La chiesa era gremita, non c'era posto a sedere neanche sulle ultime panche in fondo contro le vetrate, prese in prestito dal bar dell'oratorio per accogliere tutte le persone che ci si aspettava avrebbero partecipato al funerale. Carlo, che era noto non chiudesse il bar neanche il giorno di Natale, non alzò nemmeno la saracinesca quel giorno. Gigi era come un figlio per lui e così Paolo, Luca e Roby, quei ragazzi che chiudevano sempre con lui a suon di sambuca e di partite a carte. Una sera, per onorare una scommessa persa, il quartetto delle meraviglie partì correndo dall'ingresso del bar e si diresse all'incrocio distante una cinquantina di metri, completamente nudi e totalmente sbronzi. Gigi era il saggio del gruppo, il più grande e il più stronzo a volte, ma era il migliore amico di Paolo, fidato compagno di vita (nel senso più ampio del termine) con il quale Paolo aveva condiviso tutto dal primo giorno di scuola alla prima partita di calcio, dalla prima sbronza all'esame di scuola guida, dalla maturità alla laurea e via ancora con una lista infinita. Gigi era morto e con lui una parte di Paolo se ne era andata per sempre.

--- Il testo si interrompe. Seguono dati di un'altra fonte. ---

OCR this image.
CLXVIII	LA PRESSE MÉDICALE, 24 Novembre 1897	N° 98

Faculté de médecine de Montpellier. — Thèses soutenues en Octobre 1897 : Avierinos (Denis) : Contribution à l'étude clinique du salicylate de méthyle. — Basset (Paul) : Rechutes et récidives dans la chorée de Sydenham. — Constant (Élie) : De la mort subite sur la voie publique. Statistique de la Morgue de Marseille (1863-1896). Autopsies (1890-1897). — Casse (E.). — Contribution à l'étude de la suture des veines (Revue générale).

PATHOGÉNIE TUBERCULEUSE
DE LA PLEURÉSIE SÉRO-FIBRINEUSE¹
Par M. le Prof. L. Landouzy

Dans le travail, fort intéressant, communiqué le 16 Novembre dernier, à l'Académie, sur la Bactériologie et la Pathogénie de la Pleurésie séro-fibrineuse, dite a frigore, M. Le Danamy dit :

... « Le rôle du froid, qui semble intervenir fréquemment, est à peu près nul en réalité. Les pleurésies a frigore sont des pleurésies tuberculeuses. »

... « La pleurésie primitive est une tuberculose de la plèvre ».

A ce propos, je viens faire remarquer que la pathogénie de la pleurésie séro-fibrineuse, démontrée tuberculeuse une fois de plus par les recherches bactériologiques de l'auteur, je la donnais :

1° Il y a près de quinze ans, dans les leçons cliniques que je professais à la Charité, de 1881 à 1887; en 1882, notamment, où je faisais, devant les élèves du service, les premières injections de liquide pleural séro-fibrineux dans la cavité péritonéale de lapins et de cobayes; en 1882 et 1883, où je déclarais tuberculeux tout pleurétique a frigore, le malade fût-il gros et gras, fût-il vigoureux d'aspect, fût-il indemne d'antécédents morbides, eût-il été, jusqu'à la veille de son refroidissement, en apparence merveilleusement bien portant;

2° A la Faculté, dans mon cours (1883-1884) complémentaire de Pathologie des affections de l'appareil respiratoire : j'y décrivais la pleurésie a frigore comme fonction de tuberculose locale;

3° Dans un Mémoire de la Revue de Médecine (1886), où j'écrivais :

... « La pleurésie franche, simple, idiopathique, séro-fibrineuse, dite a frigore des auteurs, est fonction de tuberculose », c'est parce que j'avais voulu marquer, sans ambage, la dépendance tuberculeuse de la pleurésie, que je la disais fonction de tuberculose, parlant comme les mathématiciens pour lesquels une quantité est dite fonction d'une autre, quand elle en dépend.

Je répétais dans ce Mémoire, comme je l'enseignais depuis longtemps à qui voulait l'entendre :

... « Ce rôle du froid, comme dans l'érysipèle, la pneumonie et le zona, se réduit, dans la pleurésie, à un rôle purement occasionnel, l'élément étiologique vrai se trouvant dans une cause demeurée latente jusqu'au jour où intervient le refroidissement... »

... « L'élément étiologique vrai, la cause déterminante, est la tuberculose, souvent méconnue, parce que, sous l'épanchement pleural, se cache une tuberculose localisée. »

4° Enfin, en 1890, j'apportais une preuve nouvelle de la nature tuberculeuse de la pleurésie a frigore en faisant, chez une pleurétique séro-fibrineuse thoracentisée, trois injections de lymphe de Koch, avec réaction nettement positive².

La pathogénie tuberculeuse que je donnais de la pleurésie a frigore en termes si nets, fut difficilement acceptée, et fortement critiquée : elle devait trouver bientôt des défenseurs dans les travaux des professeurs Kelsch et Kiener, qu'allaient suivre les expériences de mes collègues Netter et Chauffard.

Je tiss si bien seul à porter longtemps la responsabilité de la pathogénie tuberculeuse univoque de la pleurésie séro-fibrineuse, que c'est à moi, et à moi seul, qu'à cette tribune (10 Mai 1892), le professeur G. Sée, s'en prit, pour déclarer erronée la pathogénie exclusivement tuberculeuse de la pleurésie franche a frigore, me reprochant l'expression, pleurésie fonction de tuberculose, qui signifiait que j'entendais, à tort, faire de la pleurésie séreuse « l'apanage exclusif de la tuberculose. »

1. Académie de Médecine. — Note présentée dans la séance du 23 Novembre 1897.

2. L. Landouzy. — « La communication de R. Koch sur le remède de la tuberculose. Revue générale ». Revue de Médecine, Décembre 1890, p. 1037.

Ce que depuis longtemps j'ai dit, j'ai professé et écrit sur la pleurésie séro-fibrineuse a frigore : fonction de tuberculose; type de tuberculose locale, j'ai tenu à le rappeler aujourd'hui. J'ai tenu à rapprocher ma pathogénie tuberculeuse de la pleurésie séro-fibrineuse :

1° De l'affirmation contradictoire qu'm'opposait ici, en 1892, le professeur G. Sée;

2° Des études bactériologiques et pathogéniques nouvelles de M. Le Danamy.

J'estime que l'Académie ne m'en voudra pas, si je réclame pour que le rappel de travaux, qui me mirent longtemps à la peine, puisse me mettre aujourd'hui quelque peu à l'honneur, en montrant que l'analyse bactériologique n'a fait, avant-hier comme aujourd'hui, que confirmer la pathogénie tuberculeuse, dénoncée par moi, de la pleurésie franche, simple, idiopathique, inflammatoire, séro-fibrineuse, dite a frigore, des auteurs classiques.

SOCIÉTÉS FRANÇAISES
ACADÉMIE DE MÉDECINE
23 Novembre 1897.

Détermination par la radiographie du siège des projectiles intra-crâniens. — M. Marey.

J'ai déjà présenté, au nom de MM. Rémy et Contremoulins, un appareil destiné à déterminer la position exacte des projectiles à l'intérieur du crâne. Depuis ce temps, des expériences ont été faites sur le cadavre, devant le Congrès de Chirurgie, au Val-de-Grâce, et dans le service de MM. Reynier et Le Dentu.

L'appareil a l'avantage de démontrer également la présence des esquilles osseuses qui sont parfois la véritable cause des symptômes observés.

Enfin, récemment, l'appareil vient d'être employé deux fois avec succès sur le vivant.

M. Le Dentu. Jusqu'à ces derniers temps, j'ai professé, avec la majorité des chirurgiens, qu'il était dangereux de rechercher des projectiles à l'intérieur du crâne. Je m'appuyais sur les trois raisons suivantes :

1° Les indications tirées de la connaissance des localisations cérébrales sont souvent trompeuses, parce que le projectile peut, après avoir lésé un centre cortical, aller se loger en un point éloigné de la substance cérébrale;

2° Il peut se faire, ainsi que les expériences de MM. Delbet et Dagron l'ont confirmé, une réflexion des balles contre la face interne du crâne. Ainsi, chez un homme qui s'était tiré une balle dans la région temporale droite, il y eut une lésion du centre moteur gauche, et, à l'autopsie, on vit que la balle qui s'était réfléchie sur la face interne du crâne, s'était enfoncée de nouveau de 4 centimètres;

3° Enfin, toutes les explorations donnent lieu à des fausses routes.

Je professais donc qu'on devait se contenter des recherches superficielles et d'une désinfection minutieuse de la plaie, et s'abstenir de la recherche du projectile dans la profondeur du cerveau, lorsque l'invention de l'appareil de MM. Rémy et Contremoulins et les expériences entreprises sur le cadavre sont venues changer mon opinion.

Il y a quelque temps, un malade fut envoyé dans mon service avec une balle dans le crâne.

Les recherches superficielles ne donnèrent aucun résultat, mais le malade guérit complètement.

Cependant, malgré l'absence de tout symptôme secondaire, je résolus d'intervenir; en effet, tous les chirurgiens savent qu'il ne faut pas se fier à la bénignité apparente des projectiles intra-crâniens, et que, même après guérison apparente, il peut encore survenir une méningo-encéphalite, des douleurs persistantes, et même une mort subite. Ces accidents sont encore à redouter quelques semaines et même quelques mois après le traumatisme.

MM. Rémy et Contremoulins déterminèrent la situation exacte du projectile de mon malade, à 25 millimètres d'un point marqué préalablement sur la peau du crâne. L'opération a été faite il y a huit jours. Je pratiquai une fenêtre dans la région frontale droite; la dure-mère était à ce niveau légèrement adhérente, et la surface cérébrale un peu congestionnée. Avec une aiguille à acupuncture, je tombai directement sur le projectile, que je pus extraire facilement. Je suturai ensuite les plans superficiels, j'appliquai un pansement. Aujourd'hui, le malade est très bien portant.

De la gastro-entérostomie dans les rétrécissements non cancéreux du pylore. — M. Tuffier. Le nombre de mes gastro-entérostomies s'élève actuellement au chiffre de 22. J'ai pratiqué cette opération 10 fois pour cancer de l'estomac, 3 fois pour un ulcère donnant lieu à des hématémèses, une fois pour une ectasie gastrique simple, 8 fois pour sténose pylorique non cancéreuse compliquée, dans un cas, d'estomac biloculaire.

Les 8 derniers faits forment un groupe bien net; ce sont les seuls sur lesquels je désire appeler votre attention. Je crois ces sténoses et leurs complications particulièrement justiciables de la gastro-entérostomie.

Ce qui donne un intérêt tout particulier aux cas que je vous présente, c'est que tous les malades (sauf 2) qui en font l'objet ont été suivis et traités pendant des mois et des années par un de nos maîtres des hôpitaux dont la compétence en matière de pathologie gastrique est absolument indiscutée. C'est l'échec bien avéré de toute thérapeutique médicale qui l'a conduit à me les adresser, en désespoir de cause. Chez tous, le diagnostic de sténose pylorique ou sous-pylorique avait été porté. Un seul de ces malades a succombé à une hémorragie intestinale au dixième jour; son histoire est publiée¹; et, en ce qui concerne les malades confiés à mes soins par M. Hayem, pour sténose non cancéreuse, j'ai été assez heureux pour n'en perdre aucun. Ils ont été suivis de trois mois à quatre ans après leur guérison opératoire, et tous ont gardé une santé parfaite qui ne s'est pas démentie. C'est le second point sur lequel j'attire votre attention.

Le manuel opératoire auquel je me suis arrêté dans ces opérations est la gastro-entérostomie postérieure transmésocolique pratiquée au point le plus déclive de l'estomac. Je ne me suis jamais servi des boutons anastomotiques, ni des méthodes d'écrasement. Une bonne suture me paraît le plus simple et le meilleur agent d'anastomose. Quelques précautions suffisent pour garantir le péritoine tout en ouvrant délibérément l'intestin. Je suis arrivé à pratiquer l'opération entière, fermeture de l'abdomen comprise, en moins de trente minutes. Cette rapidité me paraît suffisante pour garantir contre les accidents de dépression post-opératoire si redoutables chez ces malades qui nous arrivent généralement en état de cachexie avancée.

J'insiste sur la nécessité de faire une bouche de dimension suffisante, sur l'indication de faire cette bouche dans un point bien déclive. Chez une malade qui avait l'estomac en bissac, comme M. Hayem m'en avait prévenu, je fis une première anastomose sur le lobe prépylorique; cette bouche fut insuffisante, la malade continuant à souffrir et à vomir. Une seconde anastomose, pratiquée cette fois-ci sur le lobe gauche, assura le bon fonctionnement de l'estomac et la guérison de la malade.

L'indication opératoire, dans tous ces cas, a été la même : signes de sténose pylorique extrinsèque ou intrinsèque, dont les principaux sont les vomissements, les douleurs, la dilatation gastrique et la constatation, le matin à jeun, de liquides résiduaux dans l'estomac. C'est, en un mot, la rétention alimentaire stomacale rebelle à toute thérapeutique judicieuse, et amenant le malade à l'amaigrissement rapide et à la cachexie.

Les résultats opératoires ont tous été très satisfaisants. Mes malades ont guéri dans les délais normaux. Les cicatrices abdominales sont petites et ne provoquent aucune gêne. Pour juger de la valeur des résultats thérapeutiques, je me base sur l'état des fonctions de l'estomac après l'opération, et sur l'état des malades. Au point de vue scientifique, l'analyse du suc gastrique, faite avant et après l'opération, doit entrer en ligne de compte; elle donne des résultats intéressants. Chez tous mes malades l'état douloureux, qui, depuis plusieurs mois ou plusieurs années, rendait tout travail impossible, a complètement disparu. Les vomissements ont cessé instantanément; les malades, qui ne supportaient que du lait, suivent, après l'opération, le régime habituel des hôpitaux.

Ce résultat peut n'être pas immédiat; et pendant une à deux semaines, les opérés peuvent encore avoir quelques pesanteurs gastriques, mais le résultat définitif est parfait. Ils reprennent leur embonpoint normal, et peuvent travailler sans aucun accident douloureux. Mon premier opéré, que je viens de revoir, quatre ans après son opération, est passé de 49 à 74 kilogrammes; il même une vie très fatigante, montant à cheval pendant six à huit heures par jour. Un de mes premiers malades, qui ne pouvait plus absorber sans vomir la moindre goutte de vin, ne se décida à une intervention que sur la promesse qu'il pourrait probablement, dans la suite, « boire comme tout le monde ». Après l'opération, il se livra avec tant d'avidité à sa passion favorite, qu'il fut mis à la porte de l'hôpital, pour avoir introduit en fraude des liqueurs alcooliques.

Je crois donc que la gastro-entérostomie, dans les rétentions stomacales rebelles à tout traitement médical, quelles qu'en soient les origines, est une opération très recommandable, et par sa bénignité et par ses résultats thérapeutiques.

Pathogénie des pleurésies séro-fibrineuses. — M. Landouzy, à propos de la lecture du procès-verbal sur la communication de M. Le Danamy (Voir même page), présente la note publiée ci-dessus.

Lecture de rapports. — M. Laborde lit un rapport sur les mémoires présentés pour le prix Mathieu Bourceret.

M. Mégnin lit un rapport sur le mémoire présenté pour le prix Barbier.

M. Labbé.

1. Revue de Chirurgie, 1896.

“Posso?” chiese Sara timidamente, notando la sedia vuota accanto a Paolo.
“Certo, l'ho tenuta per te”.
“Ti ringrazio” furono le uniche due parole che Sara riuscì a dire per tutta la durata della cerimonia funebre.
Le lacrime scendevano copiose sulle guance di Paolo e bagnavano le mani di Sara che gli accarezzavano le gambe e che lei ritrasse solo quando fu il momento di andare all'altare per leggere l'ultimo caloroso saluto che il Carlingo volle fare a Gigi. “Ciao Gigi, speriamo tu possa sentirci ovunque tu sia. Non riusciamo ancora a credere che tu te ne sia andato. Il tuo ricordo resterà vivo dentro ognuno di noi e ci darà la forza per andare avanti e per colmare il vuoto che hai lasciato. Sarà dura non vederti più sorridere e non sentire più la tua voce. Ci mancheranno i tuoi aneddoti e i tuoi racconti coloriti, quante ne combinavi! Eri una persona meravigliosa, di una lealtà rara e non sarà facile fare a meno di te. Manchi adesso e mancherai per sempre. Non ti dimenticheremo mai. Firmato gli amici del Carlingo”. Un applauso risuonò in tutta la chiesa mentre il prete benediva la bara e Rita vi poggiava la rosa che Gigi le aveva regalato per il loro primo anniversario di nozze la sera prima dell'incidente.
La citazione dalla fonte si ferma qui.